How will we model and implement the services that support vocabulary functionality?
We can define the basic schemas around a vocabulary item, and around the relations among items (e.g, parent-child). However, we want to have both a Vocabulary service that supports generic vocabularies (like Subject or Concept vocabularies, enumerations, etc.), as well as more specialized services like Location, Person, Organization, etc. that have additional semantics:
- Additional methods that provide specific semantics (e.g., "get closest location given a lat-long pair").

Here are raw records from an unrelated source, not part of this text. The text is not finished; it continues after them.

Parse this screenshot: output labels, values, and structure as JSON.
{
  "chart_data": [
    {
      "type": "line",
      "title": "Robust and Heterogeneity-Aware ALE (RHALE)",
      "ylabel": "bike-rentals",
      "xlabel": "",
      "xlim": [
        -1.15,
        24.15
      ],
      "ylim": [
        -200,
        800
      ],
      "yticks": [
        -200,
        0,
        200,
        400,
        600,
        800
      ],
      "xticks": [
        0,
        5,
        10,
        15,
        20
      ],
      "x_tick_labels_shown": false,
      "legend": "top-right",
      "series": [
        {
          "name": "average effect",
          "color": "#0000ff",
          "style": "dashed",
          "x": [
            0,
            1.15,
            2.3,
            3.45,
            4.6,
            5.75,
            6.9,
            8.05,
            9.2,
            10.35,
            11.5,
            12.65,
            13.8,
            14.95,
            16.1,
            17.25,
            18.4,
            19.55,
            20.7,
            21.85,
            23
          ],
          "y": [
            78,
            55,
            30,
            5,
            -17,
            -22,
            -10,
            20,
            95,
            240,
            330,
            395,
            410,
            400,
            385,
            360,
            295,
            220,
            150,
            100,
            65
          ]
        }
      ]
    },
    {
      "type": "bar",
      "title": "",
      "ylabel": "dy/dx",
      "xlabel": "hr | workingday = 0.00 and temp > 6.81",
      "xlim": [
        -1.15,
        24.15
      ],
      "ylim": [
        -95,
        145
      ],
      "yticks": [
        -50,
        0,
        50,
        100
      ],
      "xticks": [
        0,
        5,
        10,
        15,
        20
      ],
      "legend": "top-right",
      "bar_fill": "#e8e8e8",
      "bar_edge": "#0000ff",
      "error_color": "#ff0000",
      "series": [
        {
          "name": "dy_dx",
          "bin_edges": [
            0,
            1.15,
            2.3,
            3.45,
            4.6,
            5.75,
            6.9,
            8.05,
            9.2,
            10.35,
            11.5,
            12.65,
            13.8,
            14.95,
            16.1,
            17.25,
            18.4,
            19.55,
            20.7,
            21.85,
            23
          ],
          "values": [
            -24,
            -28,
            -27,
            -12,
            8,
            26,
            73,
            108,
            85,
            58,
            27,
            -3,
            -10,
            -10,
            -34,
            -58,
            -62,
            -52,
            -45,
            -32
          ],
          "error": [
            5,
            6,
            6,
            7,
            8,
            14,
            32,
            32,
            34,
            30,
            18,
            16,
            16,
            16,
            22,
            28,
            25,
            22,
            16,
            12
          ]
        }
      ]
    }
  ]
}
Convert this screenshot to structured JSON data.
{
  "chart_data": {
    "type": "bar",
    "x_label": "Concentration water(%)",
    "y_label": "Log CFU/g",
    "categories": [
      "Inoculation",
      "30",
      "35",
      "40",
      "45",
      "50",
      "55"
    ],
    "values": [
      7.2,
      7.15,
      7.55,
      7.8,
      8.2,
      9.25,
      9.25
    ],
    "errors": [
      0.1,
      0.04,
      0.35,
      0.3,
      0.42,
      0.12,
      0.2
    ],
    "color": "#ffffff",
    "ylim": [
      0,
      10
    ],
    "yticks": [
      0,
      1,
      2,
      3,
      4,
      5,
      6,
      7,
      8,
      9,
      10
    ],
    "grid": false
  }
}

- Extensions to the VocabularyItem to model additional information (e.g., lat-long, altitude or height, origin, taxonomic rank, etc.).
One approach to the modeling is to consider the specialized services as sub-classes or extensions of the Vocabulary service. They can then implement all the Vocabulary methods, and then pass them through to a superclass in the implementation.
Another similar approach is to model the vocabulary schema and methods like an interface definition. We would then have a service that is a base implementation for the simple cases, and then all the variants would support the interface methods and schema as part of their definition (and we can work out the implementation details on the back end).
A related issue is the management of namespaces in the vocabularies. We will need to validate a vocab reference, and so need some sort of registry that can map the pattern of a URI to a vocabulary and so to a handler that validates the actual reference. If we have to have such a registry with handlers, then we might consider having all vocabulary functionality go through a central proxy that dispatches to the different implementations. This basically inverts the interface model. This might be somewhat simpler for clients, but it introduces additional issues:
- If we ask for info about a vocabulary item from a proxy, what is the contract-schema for this call? Is it just the basic vocabulary item information, or does it include the extended schema?
- If the former, then the client has to make a different call to get the additional information.
- If the latter, then the contract is effectively variable, which is kind of funky.
- If we instead make the calls on the individual services, how do we model the notion of a handler service in our REST/SOA world, so that a client can get the handler for a VocabularyItem reference and then operate on it?